Author | Diana Pardo
The environmental impact being caused by the mass use of plastic in all areas has prompted various initiatives that propose solutions for use and recycling with the aim of minimising the impact thereof at a global level.
It is clear that we need to change our consumption habits if we are to free cities of plastics and head toward a plastic-free future. The issue is how, since burying plastics is just another way of hiding the problem and incinerating them can be even more detrimental. It is therefore essential to look for real solutions.
Eliminating plastic: The environmental challenge of the 21st century
Eliminating plastic from cities is one of the main challenges of this century. In fact, in terms of inland cities, debris is reaching the oceans via rivers, where plastic is becoming a plague that affects the entire planet. Therefore, the problem does not only affect the coastlines. Since plastic breaks up into smaller particles very quickly, these can be transported by natural phenomena such as the air or water very easily and can even travel long distances.

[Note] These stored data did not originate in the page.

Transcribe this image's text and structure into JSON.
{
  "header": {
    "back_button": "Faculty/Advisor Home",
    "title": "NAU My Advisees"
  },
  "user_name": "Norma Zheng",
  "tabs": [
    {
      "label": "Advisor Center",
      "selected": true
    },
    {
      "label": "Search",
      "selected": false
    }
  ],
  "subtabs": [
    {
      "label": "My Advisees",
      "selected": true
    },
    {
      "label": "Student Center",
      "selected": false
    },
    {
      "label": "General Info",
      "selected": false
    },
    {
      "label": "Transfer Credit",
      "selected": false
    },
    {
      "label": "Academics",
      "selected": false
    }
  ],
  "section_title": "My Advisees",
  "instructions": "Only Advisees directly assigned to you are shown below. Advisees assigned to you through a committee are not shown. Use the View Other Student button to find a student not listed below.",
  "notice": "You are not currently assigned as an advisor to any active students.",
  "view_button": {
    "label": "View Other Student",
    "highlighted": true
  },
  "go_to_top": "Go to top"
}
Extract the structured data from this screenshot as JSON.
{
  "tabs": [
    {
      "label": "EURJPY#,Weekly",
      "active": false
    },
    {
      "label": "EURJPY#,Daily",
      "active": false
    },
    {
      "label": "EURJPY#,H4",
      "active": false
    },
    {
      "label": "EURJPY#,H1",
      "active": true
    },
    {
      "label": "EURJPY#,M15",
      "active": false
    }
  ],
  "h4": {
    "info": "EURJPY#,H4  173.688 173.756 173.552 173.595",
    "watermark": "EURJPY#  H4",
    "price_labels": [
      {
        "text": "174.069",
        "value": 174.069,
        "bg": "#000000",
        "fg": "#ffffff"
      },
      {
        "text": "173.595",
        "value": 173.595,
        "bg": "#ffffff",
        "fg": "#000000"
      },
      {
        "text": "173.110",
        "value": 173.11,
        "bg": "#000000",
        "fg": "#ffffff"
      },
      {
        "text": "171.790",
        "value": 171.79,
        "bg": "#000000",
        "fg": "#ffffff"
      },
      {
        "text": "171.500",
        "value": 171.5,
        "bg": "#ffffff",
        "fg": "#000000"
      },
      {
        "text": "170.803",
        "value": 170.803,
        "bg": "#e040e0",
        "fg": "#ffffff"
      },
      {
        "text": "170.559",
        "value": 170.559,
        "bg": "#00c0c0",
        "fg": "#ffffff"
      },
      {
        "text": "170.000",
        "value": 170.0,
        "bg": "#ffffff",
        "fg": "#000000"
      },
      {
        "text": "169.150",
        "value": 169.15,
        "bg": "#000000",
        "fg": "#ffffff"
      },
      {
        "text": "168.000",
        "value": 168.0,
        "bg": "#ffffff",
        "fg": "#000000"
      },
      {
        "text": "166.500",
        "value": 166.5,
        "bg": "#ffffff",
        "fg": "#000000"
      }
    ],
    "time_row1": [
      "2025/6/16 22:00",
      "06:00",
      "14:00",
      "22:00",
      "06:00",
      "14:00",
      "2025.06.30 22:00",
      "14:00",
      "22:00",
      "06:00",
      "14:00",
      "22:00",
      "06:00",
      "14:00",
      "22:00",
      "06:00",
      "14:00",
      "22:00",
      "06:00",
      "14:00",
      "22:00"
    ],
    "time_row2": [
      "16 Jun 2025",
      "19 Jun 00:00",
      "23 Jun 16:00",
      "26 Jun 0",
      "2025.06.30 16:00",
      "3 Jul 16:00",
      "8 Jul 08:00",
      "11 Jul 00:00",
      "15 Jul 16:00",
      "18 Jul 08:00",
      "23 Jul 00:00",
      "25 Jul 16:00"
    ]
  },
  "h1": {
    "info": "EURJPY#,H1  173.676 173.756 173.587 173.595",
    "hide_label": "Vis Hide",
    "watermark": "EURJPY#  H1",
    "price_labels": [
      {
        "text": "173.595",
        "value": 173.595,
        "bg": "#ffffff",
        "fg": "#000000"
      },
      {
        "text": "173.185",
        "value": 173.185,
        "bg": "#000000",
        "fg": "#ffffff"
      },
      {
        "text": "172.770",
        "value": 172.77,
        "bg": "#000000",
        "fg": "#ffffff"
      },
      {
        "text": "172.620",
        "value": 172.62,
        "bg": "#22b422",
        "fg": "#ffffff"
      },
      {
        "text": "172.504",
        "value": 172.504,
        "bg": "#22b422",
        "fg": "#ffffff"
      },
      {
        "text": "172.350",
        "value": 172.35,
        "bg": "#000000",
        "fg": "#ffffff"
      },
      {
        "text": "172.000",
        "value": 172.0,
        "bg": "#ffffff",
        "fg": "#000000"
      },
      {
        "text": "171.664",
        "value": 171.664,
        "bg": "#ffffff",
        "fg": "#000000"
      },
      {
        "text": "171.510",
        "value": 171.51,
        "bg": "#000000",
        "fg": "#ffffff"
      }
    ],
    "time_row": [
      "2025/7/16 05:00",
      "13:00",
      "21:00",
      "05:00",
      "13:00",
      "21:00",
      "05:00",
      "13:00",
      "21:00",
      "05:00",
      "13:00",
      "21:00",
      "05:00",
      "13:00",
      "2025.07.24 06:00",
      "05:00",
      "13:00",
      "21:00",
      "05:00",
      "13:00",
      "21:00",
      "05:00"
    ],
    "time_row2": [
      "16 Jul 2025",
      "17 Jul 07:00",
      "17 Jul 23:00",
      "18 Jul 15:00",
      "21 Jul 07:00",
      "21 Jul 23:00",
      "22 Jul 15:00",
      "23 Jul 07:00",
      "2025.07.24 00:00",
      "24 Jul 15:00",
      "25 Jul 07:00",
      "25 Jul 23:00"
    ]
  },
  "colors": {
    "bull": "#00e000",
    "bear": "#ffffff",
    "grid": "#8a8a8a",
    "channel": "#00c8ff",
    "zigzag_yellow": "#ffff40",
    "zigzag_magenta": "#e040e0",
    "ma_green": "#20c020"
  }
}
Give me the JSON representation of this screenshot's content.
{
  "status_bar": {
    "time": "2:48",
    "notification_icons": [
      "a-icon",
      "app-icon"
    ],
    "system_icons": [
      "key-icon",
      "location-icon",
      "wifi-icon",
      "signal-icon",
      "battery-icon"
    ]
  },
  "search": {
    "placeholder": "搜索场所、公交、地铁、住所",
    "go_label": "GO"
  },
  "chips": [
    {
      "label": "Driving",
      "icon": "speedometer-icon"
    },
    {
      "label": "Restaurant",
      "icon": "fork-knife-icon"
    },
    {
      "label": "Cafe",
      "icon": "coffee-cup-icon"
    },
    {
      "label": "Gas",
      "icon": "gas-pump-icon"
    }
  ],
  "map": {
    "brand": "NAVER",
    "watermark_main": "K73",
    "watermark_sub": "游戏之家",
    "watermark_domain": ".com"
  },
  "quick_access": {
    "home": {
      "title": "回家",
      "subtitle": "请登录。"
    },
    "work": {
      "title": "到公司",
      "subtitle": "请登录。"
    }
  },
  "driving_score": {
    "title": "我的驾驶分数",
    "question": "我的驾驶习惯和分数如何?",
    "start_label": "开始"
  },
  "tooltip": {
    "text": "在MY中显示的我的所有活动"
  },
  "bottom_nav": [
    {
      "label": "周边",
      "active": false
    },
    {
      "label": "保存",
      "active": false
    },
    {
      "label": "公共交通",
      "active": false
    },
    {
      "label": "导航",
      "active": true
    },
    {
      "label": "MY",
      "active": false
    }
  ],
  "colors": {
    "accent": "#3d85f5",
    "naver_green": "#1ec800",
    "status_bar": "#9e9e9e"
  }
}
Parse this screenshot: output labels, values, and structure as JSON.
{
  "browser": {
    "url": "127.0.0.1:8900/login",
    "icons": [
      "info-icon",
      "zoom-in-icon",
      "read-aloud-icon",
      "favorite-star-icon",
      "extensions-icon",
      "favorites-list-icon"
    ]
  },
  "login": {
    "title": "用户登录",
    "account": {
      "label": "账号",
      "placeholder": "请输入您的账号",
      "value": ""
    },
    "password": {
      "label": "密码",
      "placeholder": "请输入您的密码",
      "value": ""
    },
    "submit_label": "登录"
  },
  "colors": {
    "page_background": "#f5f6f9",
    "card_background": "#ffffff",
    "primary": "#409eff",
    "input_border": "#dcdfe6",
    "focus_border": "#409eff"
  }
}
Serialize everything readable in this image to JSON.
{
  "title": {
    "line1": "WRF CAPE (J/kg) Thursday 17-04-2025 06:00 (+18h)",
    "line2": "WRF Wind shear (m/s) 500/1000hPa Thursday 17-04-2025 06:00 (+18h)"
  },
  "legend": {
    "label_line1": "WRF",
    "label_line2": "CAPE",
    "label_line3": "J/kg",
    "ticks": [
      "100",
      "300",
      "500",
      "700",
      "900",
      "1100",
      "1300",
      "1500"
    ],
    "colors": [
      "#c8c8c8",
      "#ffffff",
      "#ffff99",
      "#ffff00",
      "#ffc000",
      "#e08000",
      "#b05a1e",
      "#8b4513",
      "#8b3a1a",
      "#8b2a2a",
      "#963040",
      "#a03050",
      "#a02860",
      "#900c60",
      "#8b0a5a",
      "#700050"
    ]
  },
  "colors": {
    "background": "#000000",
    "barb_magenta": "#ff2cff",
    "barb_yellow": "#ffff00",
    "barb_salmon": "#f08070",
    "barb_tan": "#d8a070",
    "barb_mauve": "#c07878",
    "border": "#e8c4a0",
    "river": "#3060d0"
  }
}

To get a better idea of the impact that plastic consumption is having on the planet, it is important to remember the following figures:
- 8 million tonnes of plastic waste enter the world’s oceans.
- Between 60% and 80% of all marine debris is made up of micro-plastics.
The European Union is at the forefront of the battle
The cause is undoubtedly poor waste management, including dumping waste, therefore, the European Union has decided to lead this battle against this phenomenon by launching a law that prohibits the sale of cotton buds with plastic stems and plastic straws, among other commonly used products. According to recent research, these items are among the ten single-use plastic products most often found on European beaches.
Union is strength
European institutions have managed to speed up their processes, sealing a collective agreement in record time to block the sale of these products. The deadline for countries to integrate this aspect into their legislation is 2021.
Daniel Calleja, Director General for the Environment of the European Commission states that Europe is at the forefront of the implementation of this strategy and the rest of the world is looking toward the continent. These experiences (and the lessons learned) may be vital for other countries and regions, which are now beginning to tackle the problem of plastic.
Slowing down an overwhelming growth
In 1950, plastic production worldwide stood at around 1.7 million tonnes. In 2016, this figure reached 335 million. Furthermore, just 30% of all the generated plastic waste in Europe is collected for recycling. The wind and inefficiently controlled waste disposal sites are behind the rest reaching large water bodies in the form of smaller particles.
This is not a minor problem. According to a study published by the journal, Environmental Science Technology, the population of the United States consumes between 74,000 and 121,000 microplastic particles each year. And buying bottled water is not the solution. US citizens that drink large amounts of water from plastic bottles consume around 90,000 particles per year.
The study also includes an analysis of microplastic particles present in other elements such as the wind, tap water, alcohol, honey, seafood, salt and sugar, with similar levels of amounts found. It states that it is during the production and packaging processes when the highest pollution takes place.
Customised plastic for cities
Given their accumulative and generating role, cities are great beta testers for the plastic industry. And they can be for the treatment of it too.
How can all the surplus plastic be used?
It has not taken long for alternatives for the use of tonnes of surplus plastic to be put forward. The recycling capacity of plastic enables it to be used in the creation of compound materials for the automotive industry, now focused on producing more efficient vehicles, also in mechanical recycling processes to form part of street furniture, for the creation of reusable household items, using it in various types of containers and even in the construction of buildings, where it could have a disruptive role.
Plastics, as with other elements such as metals, are multiple-use materials. There are already companies such as Ecoalf which, using plastic from bottles, obtain threaded polyester fibres to make clothing. With 25 recycled plastic water bottles, a polar fleece can be made, therefore the challenge is two-fold: to reduce and reuse.
We are all responsible for protecting the planet, but undoubtedly these types of large-scale policies require the involvement of governments in the creation of the necessary policies. Without them, the only thing we will achieve is to continue putting plastic items into a specific container, which will then end up being tipped on to the same waste disposal site as the rest of the debris. A pointless exercise that does not solve anything.